Theatre review: The Veil (Le Foulard)
Edinburgh Fringe Scotsman review: The Veil (Le Foulard), at the Pleasance Dome (Venue 23), reviewed by Susan Mansfield.
“I AM an artist,” announces the lead character of Lucy Hopkins’s one-woman show. “Very few of you will ever appreciate what that means.” Her Artist is both supremely patronising and rather needy, insatiable in her desire for adulation and applause.
The Artist must be the star of the show, her ego demands it. But this is challenged by other characters, also played by Hopkins, who differentiates between them by subtle movements of her large black veil. There is a Shakespearian actor, a cowled extra from a horror film, a girl in a café who can turn ordering a coffee into a drama of epic proportions, and then there’s God – at least, until she decides he doesn’t exist.
Much of the show’s humour comes from the way in which relations between these rival on-stage personalities become increasingly strained.
There can be no doubt of the increase in performance artists on the Fringe making work about themselves, and Hopkins satirises the worst aspects of this approach by pursuing self-indulgence until it is almost grotesque. Trained as a clown at the Jacques Lecoq and Philippe Gaulier schools in Paris, she is an accomplished physical performer, miming, speaking and singing, making the smallest gestures and expressions work for her.

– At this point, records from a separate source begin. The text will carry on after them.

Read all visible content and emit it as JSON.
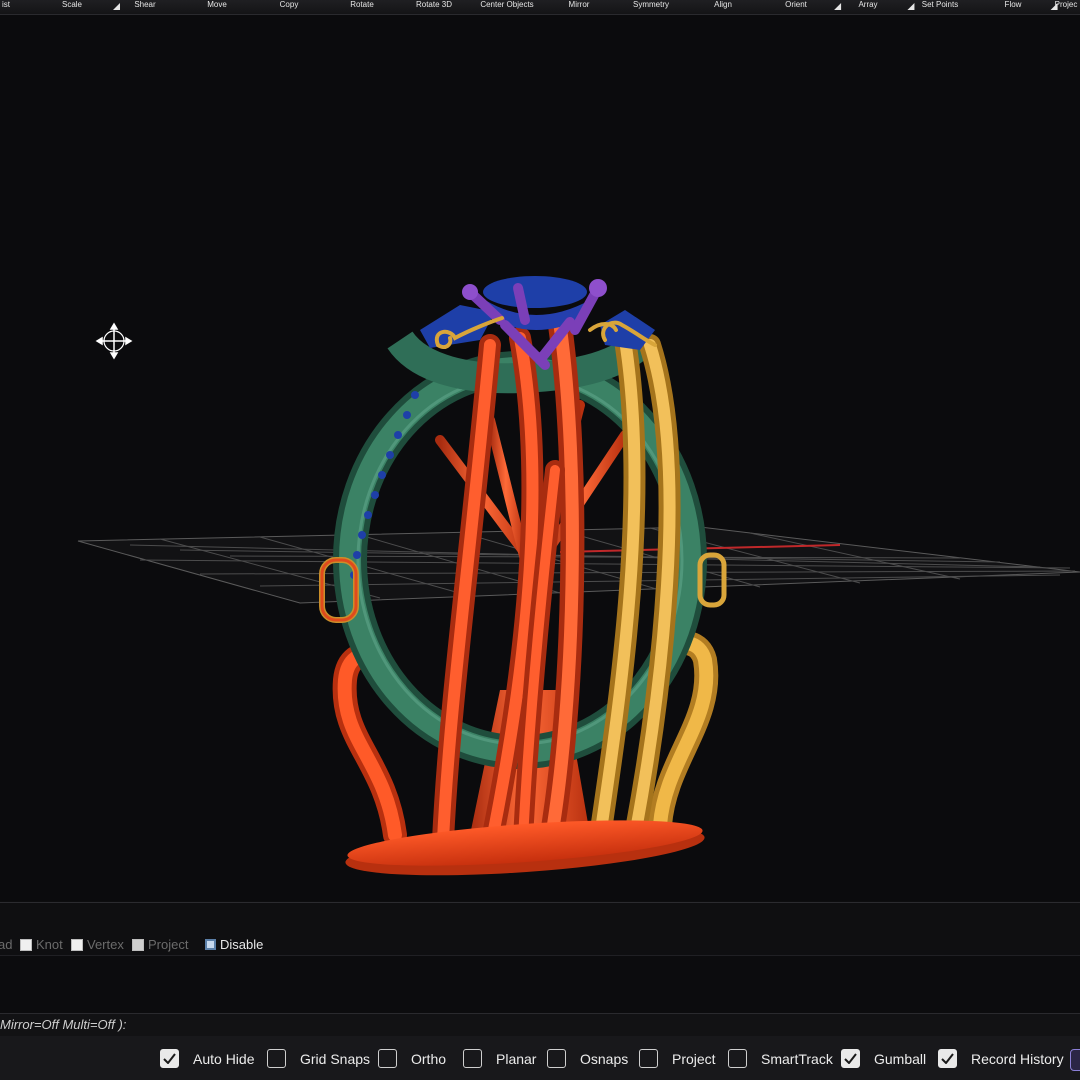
{
  "toolbar": {
    "items": [
      {
        "label": "ist",
        "has_menu": false
      },
      {
        "label": "Scale",
        "has_menu": true
      },
      {
        "label": "Shear",
        "has_menu": false
      },
      {
        "label": "Move",
        "has_menu": false
      },
      {
        "label": "Copy",
        "has_menu": false
      },
      {
        "label": "Rotate",
        "has_menu": false
      },
      {
        "label": "Rotate 3D",
        "has_menu": false
      },
      {
        "label": "Center Objects",
        "has_menu": false
      },
      {
        "label": "Mirror",
        "has_menu": false
      },
      {
        "label": "Symmetry",
        "has_menu": false
      },
      {
        "label": "Align",
        "has_menu": false
      },
      {
        "label": "Orient",
        "has_menu": true
      },
      {
        "label": "Array",
        "has_menu": true
      },
      {
        "label": "Set Points",
        "has_menu": false
      },
      {
        "label": "Flow",
        "has_menu": true
      },
      {
        "label": "Projec",
        "has_menu": false
      }
    ]
  },
  "viewport": {
    "colors": {
      "background": "#0b0b0d",
      "shank": "#2f6e57",
      "sprue_red": "#e04a1c",
      "sprue_yellow": "#e0a83a",
      "gem_blue": "#1e3fa8",
      "prong_purple": "#7b3fb8",
      "gold_detail": "#d9a53a",
      "grid": "#6b6b6b",
      "axis_x": "#c0282a",
      "axis_y": "#2d8a3a"
    },
    "gumball_icon": "move-cursor-icon"
  },
  "osnap": {
    "items": [
      {
        "label": "ad",
        "checked": null,
        "enabled": false
      },
      {
        "label": "Knot",
        "checked": false,
        "enabled": false
      },
      {
        "label": "Vertex",
        "checked": false,
        "enabled": false
      },
      {
        "label": "Project",
        "checked": false,
        "enabled": false
      },
      {
        "label": "Disable",
        "checked": true,
        "enabled": true
      }
    ]
  },
  "command": {
    "text": "Mirror=Off  Multi=Off ):"
  },
  "statusbar": {
    "items": [
      {
        "label": "Auto Hide",
        "checked": true
      },
      {
        "label": "Grid Snaps",
        "checked": false
      },
      {
        "label": "Ortho",
        "checked": false
      },
      {
        "label": "Planar",
        "checked": false
      },
      {
        "label": "Osnaps",
        "checked": false
      },
      {
        "label": "Project",
        "checked": false
      },
      {
        "label": "SmartTrack",
        "checked": false
      },
      {
        "label": "Gumball",
        "checked": true
      },
      {
        "label": "Record History",
        "checked": true
      }
    ]
  }
}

It is an overwrought performance, but that’s the point. As well as being funny, it can also be frustrating and uncomfortable. There are times when we’re not sure what is going on. All of this is no less than she intends. She is examining the relationship of artist and ego by making a piece of work which is knowingly self-absorbed and egotistical.
All this is well and good, but what left me most uncomfortable was the sense that the impetus of the show is negative. It lays waste the worst excesses of performance art without putting anything in its place, and is so deft in its attack it seems a little unfair to those who practice in the genre well and with integrity.